Una de las propiedades más emblemáticas de la Ciudad de Buenos Aires volvió a escena. Se trata de la mansión que pertenece a la familia Macri, ubicada en el exclusivo barrio Parque, y que en los últimos días Mauricio Macri relanzó al mercado con un valor cercano a los 6 millones de dólares.
La casa no es una más dentro del circuito inmobiliario: fue la última residencia de Franco Macri y un espacio que, durante décadas, funcionó como escenario de reuniones políticas y empresariales clave.

La propiedad cuenta con 1.280 metros cuadrados cubiertos distribuidos en cuatro plantas, con una estructura pensada tanto para la vida familiar como para grandes encuentros sociales.
En total, posee 18 ambientes, 7 dormitorios —incluida una suite principal con vestidor— y 12 baños, además de cuatro cocinas y espacios diferenciados entre áreas sociales, privadas y de servicio.

Entre sus características más llamativas se destacan: dos ascensores internos; amplios salones de recepción; escritorios y salas de reunión; gimnasio privado y terraza con parrilla.

También cuenta con jardines, cocheras y sistemas técnicos como aire acondicionado central y grupo electrógeno, lo que refuerza su perfil de residencia de alto nivel.
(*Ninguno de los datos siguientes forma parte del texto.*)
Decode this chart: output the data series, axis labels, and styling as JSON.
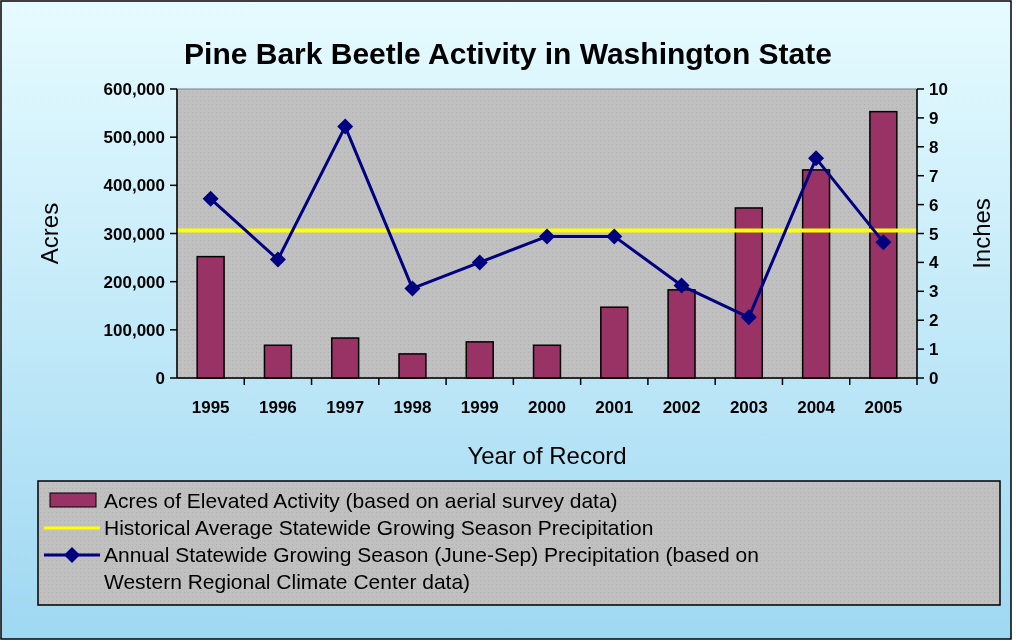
{
  "chart_data": {
    "type": "bar",
    "title": "Pine Bark Beetle Activity in Washington State",
    "xlabel": "Year of Record",
    "ylabel": "Acres",
    "y2label": "Inches",
    "categories": [
      "1995",
      "1996",
      "1997",
      "1998",
      "1999",
      "2000",
      "2001",
      "2002",
      "2003",
      "2004",
      "2005"
    ],
    "series": [
      {
        "name": "Acres of Elevated Activity (based on aerial survey data)",
        "color": "#993366",
        "values": [
          252000,
          68000,
          83000,
          50000,
          75000,
          68000,
          147000,
          183000,
          353000,
          432000,
          553000
        ]
      },
      {
        "name": "Annual Statewide Growing Season (June-Sep) Precipitation (based on Western Regional Climate Center data)",
        "type": "line",
        "axis": "y2",
        "color": "#000080",
        "marker": "diamond",
        "values": [
          6.2,
          4.1,
          8.7,
          3.1,
          4.0,
          4.9,
          4.9,
          3.2,
          2.1,
          7.6,
          4.7
        ]
      }
    ],
    "ref_lines": [
      {
        "axis": "y2",
        "value": 5.1,
        "label": "Historical Average Statewide Growing Season Precipitation",
        "color": "#ffff00"
      }
    ],
    "ylim": [
      0,
      600000
    ],
    "yticks": [
      {
        "value": 0,
        "label": "0"
      },
      {
        "value": 100000,
        "label": "100,000"
      },
      {
        "value": 200000,
        "label": "200,000"
      },
      {
        "value": 300000,
        "label": "300,000"
      },
      {
        "value": 400000,
        "label": "400,000"
      },
      {
        "value": 500000,
        "label": "500,000"
      },
      {
        "value": 600000,
        "label": "600,000"
      }
    ],
    "y2lim": [
      0,
      10
    ],
    "y2ticks": [
      0,
      1,
      2,
      3,
      4,
      5,
      6,
      7,
      8,
      9,
      10
    ],
    "legend": "bottom",
    "grid": false
  }
}
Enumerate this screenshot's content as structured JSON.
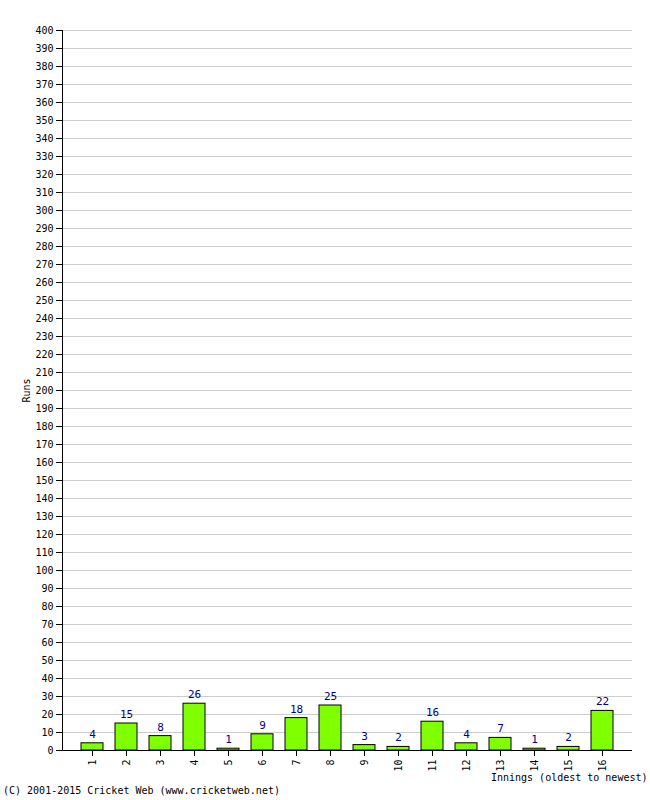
{
  "chart_data": {
    "type": "bar",
    "categories": [
      "1",
      "2",
      "3",
      "4",
      "5",
      "6",
      "7",
      "8",
      "9",
      "10",
      "11",
      "12",
      "13",
      "14",
      "15",
      "16"
    ],
    "values": [
      4,
      15,
      8,
      26,
      1,
      9,
      18,
      25,
      3,
      2,
      16,
      4,
      7,
      1,
      2,
      22
    ],
    "color": "#80ff00",
    "x_label": "Innings (oldest to newest)",
    "y_label": "Runs",
    "caption": "(C) 2001-2015 Cricket Web (www.cricketweb.net)",
    "ylim": [
      0,
      400
    ],
    "yticks": [
      0,
      10,
      20,
      30,
      40,
      50,
      60,
      70,
      80,
      90,
      100,
      110,
      120,
      130,
      140,
      150,
      160,
      170,
      180,
      190,
      200,
      210,
      220,
      230,
      240,
      250,
      260,
      270,
      280,
      290,
      300,
      310,
      320,
      330,
      340,
      350,
      360,
      370,
      380,
      390,
      400
    ],
    "grid": true,
    "data_labels": true
  }
}
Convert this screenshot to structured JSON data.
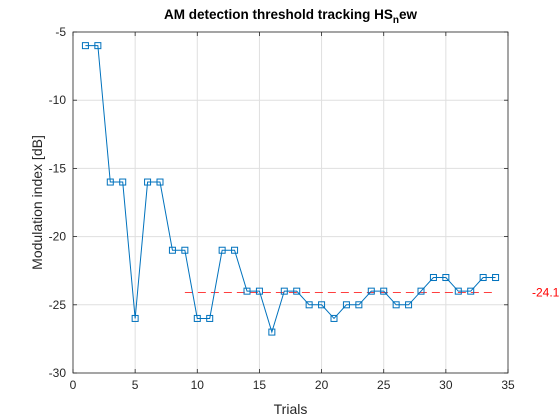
{
  "chart_data": {
    "type": "line",
    "title": "AM detection threshold tracking HS",
    "title_subscript": "n",
    "title_suffix": "ew",
    "xlabel": "Trials",
    "ylabel": "Modulation index [dB]",
    "xlim": [
      0,
      35
    ],
    "ylim": [
      -30,
      -5
    ],
    "xticks": [
      0,
      5,
      10,
      15,
      20,
      25,
      30,
      35
    ],
    "yticks": [
      -30,
      -25,
      -20,
      -15,
      -10,
      -5
    ],
    "grid": true,
    "series": [
      {
        "marker": "square",
        "color": "#0072bd",
        "x": [
          1,
          2,
          3,
          4,
          5,
          6,
          7,
          8,
          9,
          10,
          11,
          12,
          13,
          14,
          15,
          16,
          17,
          18,
          19,
          20,
          21,
          22,
          23,
          24,
          25,
          26,
          27,
          28,
          29,
          30,
          31,
          32,
          33,
          34
        ],
        "y": [
          -6,
          -6,
          -16,
          -16,
          -26,
          -16,
          -16,
          -21,
          -21,
          -26,
          -26,
          -21,
          -21,
          -24,
          -24,
          -27,
          -24,
          -24,
          -25,
          -25,
          -26,
          -25,
          -25,
          -24,
          -24,
          -25,
          -25,
          -24,
          -23,
          -23,
          -24,
          -24,
          -23,
          -23
        ]
      }
    ],
    "reference_line": {
      "y": -24.1,
      "x_start": 9,
      "x_end": 34,
      "style": "dashed",
      "color": "#ff0000",
      "label": "-24.1"
    }
  }
}
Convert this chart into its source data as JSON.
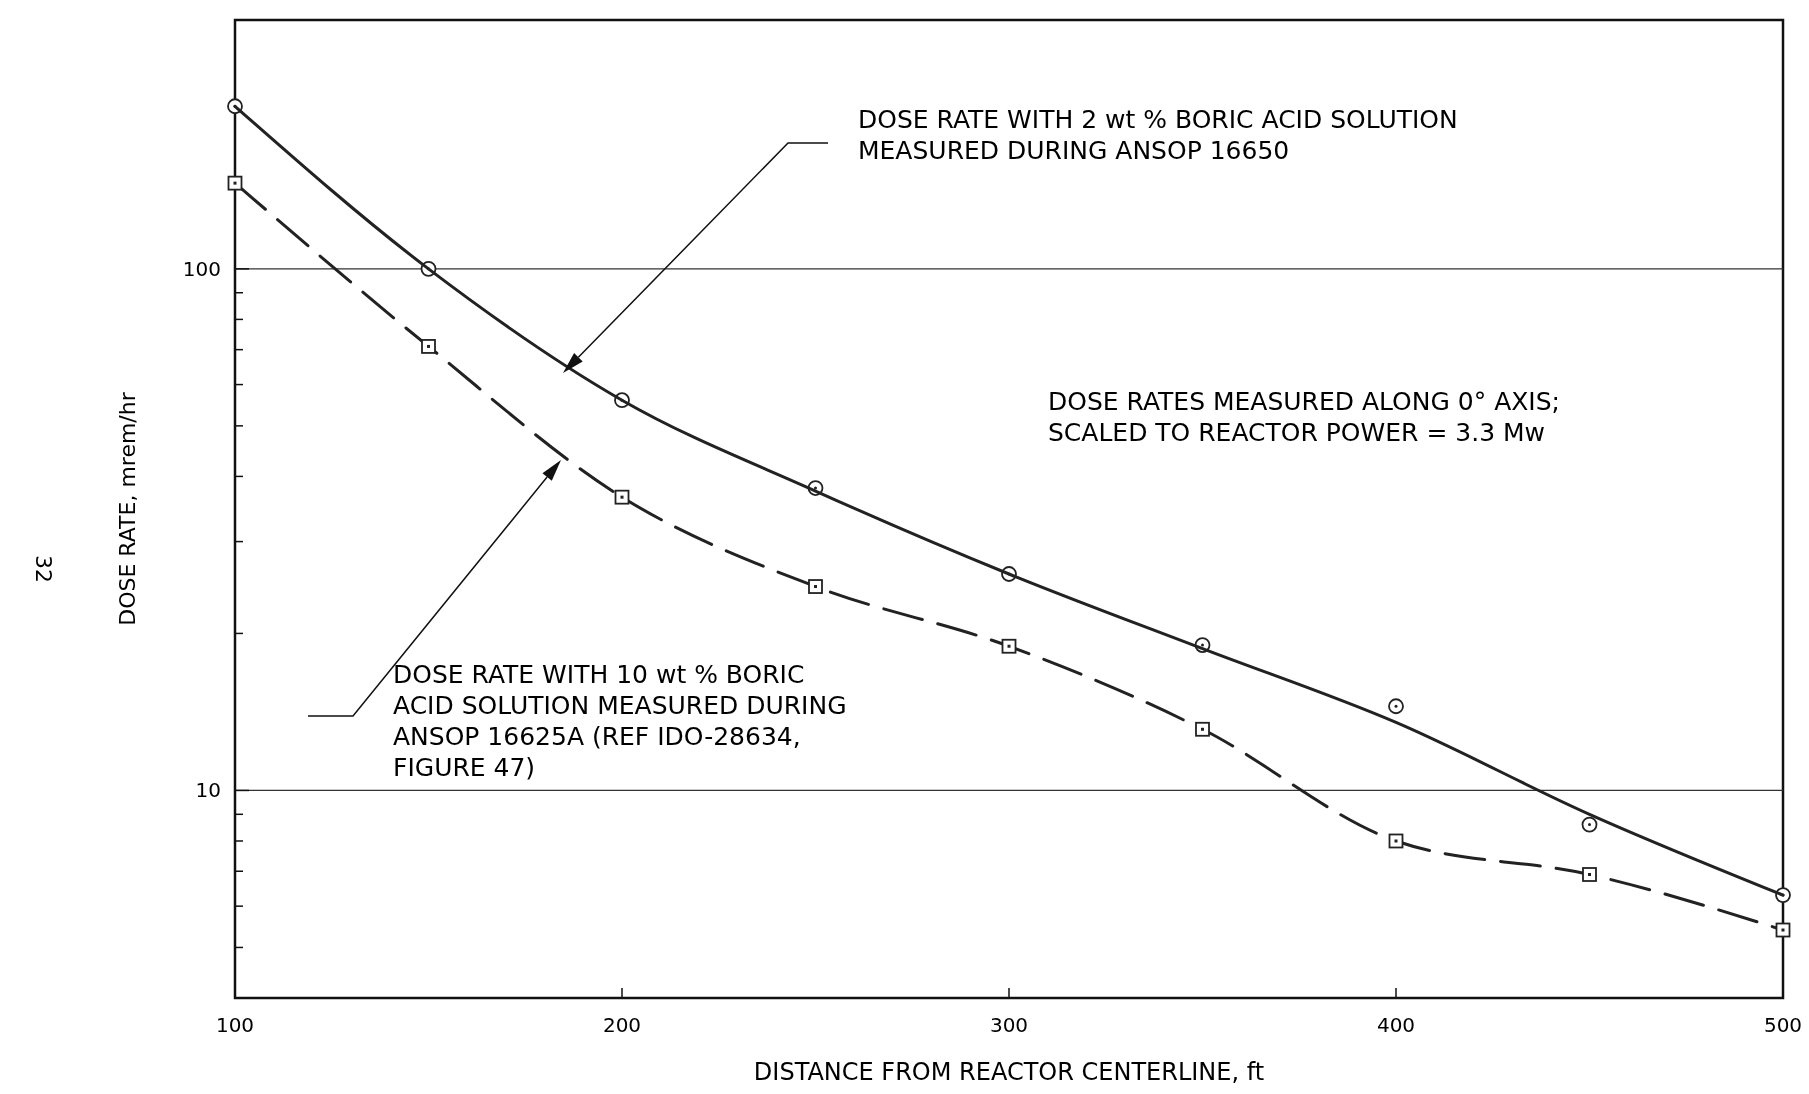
{
  "chart_data": {
    "type": "line",
    "xlabel": "DISTANCE FROM REACTOR CENTERLINE, ft",
    "ylabel": "DOSE RATE, mrem/hr",
    "log": "y",
    "grid": "y",
    "xlim": [
      100,
      500
    ],
    "ylim": [
      4,
      300
    ],
    "xticks": [
      100,
      200,
      300,
      400,
      500
    ],
    "yticks": [
      {
        "value": 4,
        "label": null
      },
      {
        "value": 5,
        "label": null
      },
      {
        "value": 6,
        "label": null
      },
      {
        "value": 7,
        "label": null
      },
      {
        "value": 8,
        "label": null
      },
      {
        "value": 9,
        "label": null
      },
      10,
      {
        "value": 20,
        "label": null
      },
      {
        "value": 30,
        "label": null
      },
      {
        "value": 40,
        "label": null
      },
      {
        "value": 50,
        "label": null
      },
      {
        "value": 60,
        "label": null
      },
      {
        "value": 70,
        "label": null
      },
      {
        "value": 80,
        "label": null
      },
      {
        "value": 90,
        "label": null
      },
      100,
      {
        "value": 200,
        "label": null
      },
      {
        "value": 300,
        "label": null
      }
    ],
    "series": [
      {
        "type": "scatter",
        "color": "#222222",
        "marker": "circle",
        "x": [
          100,
          150,
          200,
          250,
          300,
          350,
          400,
          450,
          500
        ],
        "values": [
          205,
          100,
          56,
          38,
          26,
          19,
          14.5,
          8.6,
          6.3
        ]
      },
      {
        "color": "#222222",
        "marker": "none",
        "line_style": "solid",
        "x": [
          100,
          150,
          200,
          250,
          300,
          350,
          400,
          450,
          500
        ],
        "values": [
          205,
          100,
          56,
          37.5,
          26,
          18.7,
          13.5,
          9,
          6.3
        ]
      },
      {
        "color": "#222222",
        "marker": "square",
        "line_style": "dashed",
        "x": [
          100,
          150,
          200,
          250,
          300,
          350,
          400,
          450,
          500
        ],
        "values": [
          146,
          71,
          36.5,
          24.6,
          18.9,
          13.1,
          8,
          6.9,
          5.4
        ]
      }
    ],
    "annotations": [
      "DOSE RATE WITH 2 wt % BORIC ACID SOLUTION\nMEASURED DURING ANSOP 16650",
      "DOSE RATE WITH 10 wt % BORIC\nACID SOLUTION MEASURED DURING\nANSOP 16625A (REF IDO-28634,\nFIGURE 47)",
      "DOSE RATES MEASURED ALONG 0° AXIS;\nSCALED TO REACTOR POWER = 3.3 Mw",
      "32"
    ]
  }
}
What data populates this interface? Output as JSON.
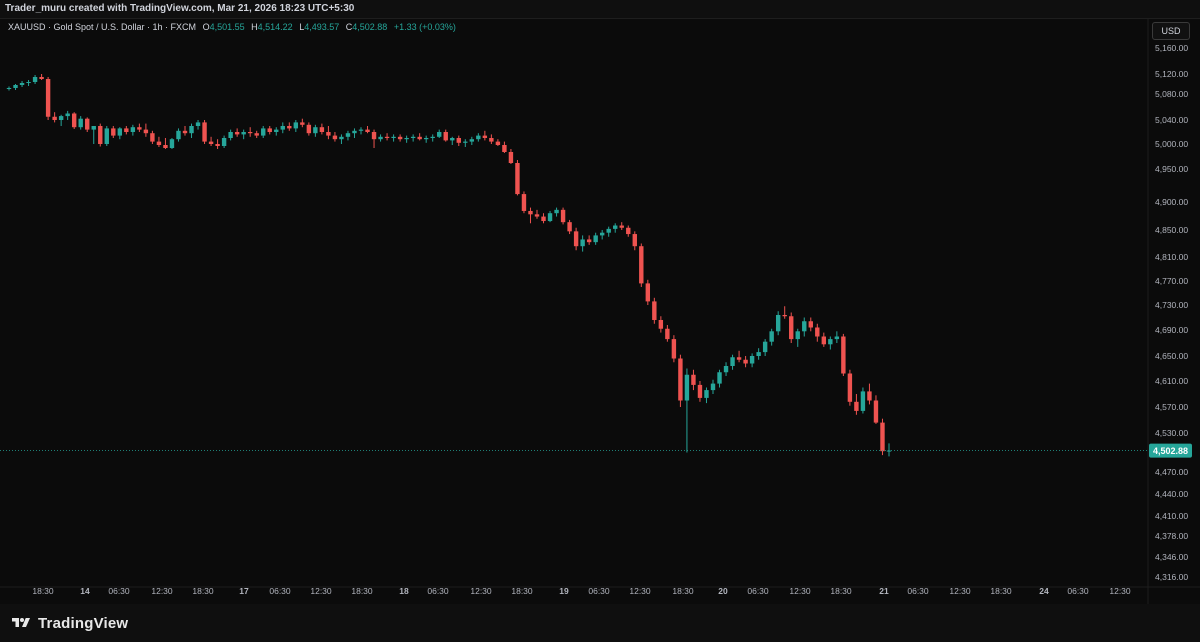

La casa fue construida en la década de 1940 y responde al estilo racionalista, con líneas limpias y una estructura monumental que la convierte en una pieza arquitectónica destacada dentro de la ciudad.
A lo largo de los años, su valor fue ajustándose: salió al mercado por casi 9 millones de dólares, luego bajó a 8 millones y llegó a ofrecerse por 5,5 millones, sin concretar su venta.

Ahora, vuelve a publicarse con un precio intermedio, en un contexto donde el mercado inmobiliario de lujo busca reactivarse.
Más allá de su cotización, la propiedad mantiene un fuerte valor simbólico. No solo por su tamaño o ubicación, sino por su historia vinculada al poder económico y político del país.

En ese sentido, su futuro dependerá de encontrar un comprador que no solo pueda afrontar el costo, sino también sostener una residencia con características únicas dentro del mercado argentino.